Skywriter are a band from Copenhagen. They sound kind of like Leonard Cohen meets Brian Ferry via David Bowie’s Berlin era. They’ve got one record on an indie label. They’re not exactly tearing up the charts, but it’s one of my favorite records of the year. So when I got the chance to write a review to that effect at Its A Trap (a site I’ll write about in another entry), I did. And then, as I usually do, I cut and pasted it into my last.fm journal. And who should show up in the comments on my last.fm journal entry than Skywriter’s singer/guitarist/songwriter, there to tell me how good my review had made him feel. Now he and I send occassional messages to one another.

I also wrote up in my last.fm journal logs of all the concerts I saw in the 1980s (I kept records! though they should have been better). So I get a message from someone saying “I was in that scene, I was at a lot of those shows.” And lo and behold, it was someone from one of those great local bands I saw so many times back them. Someone I knew in high school and liked but never kept in touch with. Now we email.

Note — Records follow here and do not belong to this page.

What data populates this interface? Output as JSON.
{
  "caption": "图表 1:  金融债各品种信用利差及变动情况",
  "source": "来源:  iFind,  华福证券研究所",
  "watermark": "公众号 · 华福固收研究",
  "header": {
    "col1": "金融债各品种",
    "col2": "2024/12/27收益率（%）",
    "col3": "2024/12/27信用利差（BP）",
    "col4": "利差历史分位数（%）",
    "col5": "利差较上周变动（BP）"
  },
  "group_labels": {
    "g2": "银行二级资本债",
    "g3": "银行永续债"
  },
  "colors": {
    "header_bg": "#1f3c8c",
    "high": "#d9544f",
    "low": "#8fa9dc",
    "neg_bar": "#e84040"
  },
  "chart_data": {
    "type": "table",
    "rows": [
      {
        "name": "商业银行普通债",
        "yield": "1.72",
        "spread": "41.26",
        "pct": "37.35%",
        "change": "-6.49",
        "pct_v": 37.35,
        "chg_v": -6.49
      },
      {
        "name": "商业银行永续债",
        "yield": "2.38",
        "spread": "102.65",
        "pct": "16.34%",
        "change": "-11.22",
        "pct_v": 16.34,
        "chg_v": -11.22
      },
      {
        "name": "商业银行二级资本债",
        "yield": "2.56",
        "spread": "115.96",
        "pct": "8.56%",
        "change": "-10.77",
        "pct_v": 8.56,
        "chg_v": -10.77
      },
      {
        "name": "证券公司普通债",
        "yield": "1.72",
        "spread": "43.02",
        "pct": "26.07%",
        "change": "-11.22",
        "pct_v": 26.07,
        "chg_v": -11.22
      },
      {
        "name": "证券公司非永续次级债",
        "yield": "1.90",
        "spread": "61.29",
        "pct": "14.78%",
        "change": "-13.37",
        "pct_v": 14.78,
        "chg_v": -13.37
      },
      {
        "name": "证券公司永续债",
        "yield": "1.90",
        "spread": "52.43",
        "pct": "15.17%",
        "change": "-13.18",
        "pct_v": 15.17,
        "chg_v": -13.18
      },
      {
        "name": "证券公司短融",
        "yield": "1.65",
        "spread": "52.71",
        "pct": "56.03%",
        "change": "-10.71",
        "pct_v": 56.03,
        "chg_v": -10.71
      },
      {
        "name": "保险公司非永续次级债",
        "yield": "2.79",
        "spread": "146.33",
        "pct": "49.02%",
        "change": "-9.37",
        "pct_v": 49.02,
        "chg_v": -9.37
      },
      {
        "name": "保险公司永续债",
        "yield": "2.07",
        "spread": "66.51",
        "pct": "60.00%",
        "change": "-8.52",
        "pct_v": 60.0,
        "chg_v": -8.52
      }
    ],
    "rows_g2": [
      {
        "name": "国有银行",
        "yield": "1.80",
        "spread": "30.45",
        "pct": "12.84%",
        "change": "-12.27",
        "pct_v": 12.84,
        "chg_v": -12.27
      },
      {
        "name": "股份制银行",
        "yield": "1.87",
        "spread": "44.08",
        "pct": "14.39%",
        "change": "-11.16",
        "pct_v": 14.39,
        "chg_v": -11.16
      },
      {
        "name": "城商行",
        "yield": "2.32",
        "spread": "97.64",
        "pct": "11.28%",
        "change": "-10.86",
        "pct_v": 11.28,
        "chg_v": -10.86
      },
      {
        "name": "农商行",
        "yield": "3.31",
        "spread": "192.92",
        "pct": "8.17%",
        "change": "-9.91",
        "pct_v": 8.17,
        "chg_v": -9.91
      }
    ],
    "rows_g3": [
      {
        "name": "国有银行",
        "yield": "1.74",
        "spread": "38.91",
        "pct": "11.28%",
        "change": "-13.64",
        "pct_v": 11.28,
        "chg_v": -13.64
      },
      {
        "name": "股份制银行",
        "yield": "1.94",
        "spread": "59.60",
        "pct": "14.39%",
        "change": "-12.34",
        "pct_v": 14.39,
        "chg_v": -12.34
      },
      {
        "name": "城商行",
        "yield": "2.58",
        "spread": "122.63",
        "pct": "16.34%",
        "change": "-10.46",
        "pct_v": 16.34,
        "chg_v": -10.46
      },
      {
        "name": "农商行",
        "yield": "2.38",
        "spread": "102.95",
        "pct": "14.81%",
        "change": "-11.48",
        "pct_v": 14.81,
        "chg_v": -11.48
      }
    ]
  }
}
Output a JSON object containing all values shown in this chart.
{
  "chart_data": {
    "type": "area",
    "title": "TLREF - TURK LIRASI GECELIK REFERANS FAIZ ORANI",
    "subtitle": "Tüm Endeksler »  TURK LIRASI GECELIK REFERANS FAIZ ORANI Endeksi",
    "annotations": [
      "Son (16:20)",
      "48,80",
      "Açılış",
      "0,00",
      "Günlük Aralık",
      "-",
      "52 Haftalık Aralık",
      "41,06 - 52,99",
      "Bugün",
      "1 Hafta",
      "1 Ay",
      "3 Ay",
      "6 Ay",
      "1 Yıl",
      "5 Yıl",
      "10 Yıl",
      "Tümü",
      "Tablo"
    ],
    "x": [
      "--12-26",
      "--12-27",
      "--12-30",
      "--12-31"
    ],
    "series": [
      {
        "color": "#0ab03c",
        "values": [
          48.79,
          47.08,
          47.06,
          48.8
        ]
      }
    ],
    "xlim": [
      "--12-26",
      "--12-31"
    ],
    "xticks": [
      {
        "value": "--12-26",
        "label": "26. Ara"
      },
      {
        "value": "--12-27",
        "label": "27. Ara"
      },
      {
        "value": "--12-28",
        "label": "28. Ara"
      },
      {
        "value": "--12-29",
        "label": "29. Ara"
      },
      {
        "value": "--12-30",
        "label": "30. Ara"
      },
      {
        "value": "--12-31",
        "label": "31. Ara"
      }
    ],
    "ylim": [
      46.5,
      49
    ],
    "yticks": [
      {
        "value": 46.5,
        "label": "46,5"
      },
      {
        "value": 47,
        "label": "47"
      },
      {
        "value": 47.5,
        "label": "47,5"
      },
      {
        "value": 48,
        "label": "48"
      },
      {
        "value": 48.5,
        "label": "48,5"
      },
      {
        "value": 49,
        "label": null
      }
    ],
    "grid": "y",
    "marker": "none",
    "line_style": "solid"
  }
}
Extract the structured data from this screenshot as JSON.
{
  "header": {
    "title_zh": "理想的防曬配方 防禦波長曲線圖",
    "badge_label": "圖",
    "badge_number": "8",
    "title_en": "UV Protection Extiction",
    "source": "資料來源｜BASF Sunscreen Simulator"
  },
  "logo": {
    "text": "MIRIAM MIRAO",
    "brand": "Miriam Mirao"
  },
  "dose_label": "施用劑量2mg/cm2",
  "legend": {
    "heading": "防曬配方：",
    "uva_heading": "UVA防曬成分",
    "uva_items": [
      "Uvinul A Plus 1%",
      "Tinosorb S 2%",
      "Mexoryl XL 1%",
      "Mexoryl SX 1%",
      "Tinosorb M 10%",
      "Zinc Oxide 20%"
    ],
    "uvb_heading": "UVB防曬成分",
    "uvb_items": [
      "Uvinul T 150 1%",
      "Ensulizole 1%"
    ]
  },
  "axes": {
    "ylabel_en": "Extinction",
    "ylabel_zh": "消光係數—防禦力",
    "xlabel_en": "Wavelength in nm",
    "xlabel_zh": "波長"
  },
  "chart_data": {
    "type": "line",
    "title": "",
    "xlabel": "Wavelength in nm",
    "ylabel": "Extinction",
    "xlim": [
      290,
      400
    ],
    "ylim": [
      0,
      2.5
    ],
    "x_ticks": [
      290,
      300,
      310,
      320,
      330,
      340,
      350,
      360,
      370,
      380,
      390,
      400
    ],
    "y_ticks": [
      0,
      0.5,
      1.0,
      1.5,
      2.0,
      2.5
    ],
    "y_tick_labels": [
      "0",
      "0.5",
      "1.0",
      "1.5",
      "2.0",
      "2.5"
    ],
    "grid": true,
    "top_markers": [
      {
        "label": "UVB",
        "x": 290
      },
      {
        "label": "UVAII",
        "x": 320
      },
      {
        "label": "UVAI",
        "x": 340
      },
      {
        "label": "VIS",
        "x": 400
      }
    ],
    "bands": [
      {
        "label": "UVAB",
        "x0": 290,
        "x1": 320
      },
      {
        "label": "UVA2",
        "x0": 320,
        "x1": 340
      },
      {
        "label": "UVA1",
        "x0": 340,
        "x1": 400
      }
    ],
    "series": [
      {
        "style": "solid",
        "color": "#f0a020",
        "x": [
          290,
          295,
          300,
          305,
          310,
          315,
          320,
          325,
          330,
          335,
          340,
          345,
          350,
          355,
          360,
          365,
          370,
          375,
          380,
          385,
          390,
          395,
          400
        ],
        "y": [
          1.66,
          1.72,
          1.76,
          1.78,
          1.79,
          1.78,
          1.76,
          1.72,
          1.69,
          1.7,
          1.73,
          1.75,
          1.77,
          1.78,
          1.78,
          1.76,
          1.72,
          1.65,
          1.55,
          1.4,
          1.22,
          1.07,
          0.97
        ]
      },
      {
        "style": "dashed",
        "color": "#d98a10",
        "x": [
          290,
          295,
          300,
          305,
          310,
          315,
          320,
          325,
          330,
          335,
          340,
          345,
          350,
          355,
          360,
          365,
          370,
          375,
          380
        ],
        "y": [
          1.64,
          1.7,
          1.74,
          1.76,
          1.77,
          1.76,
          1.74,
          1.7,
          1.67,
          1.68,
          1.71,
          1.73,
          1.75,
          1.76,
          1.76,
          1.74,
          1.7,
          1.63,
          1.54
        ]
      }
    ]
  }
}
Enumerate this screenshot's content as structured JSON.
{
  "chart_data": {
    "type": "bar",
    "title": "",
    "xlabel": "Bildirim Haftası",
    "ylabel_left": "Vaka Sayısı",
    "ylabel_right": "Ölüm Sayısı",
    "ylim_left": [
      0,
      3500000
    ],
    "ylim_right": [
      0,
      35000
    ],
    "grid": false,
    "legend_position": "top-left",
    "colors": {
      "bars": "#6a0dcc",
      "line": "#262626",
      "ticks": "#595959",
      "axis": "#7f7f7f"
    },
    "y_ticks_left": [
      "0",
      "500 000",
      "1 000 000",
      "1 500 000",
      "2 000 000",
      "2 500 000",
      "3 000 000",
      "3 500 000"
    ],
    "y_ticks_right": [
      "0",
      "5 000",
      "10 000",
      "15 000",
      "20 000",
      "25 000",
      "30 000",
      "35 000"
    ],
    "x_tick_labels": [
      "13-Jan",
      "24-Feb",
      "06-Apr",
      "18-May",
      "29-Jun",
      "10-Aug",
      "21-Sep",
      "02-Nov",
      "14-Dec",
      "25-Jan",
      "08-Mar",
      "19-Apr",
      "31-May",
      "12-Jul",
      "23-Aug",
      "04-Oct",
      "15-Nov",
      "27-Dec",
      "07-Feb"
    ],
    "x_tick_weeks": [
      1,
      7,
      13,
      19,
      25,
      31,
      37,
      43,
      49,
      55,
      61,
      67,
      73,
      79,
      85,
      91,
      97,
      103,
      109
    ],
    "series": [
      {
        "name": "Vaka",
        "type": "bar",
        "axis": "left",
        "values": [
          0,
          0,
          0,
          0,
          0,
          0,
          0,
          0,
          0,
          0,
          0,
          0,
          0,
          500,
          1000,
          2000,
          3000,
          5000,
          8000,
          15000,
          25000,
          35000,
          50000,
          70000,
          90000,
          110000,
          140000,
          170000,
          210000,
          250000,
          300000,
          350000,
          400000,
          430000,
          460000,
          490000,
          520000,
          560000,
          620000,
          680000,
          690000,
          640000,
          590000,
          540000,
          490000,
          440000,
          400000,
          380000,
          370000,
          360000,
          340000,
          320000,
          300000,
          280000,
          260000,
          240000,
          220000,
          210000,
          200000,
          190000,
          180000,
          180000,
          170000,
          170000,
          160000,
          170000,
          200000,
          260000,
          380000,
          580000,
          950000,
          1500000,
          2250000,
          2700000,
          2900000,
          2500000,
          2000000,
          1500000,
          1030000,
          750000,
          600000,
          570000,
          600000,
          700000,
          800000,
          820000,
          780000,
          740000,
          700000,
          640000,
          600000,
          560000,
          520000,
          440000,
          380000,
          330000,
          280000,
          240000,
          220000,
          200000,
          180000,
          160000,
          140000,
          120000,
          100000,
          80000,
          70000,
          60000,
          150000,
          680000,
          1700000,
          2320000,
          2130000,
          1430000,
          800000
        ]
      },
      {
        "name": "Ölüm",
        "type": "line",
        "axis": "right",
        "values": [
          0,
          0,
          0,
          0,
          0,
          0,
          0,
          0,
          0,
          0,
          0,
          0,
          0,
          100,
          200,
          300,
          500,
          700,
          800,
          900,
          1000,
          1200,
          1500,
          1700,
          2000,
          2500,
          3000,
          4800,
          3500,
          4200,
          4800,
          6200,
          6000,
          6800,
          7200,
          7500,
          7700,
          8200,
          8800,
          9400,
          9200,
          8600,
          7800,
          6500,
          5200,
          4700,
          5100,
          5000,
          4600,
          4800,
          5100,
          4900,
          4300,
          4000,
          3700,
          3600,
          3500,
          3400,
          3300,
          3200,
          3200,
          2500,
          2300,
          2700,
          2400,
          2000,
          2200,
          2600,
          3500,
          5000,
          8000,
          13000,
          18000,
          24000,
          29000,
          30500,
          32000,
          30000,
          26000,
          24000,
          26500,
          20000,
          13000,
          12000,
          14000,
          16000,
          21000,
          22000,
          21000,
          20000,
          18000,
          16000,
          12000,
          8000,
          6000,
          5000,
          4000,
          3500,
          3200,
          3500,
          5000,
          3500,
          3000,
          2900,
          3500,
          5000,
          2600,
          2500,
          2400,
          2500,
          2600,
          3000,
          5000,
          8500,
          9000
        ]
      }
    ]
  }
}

Last week I wrote a report on the incredible reunion show I got to see by late 70s/early 80s underground icons, the Embarrassment, and this morning, I got a message from one of the guys in that band, telling me how “warm and fuzzy” my write-up had made him feel. Like the guy I knew in high school, this was actually someone I’d known in the 80s, but he didn’t know it was me when he wrote.

I have seen messages that artists leave in fans’ shoutboxes (visible on the page for all to see), things like “I saw you listened to our last record a lot, our new one will be out next week.” So at least for less famous bands, last.fm is working as a vehicle for locating the people who are listening to you, or who are writing about you, and engaging them directly.

I’ve written before about acknowledging the rewards for artists of having direct interpersonal connections to fans, and all these stories drive that point home. Performers, especially those who don’t sell a lot, are happy happy happy to have a way to reach those who are buying.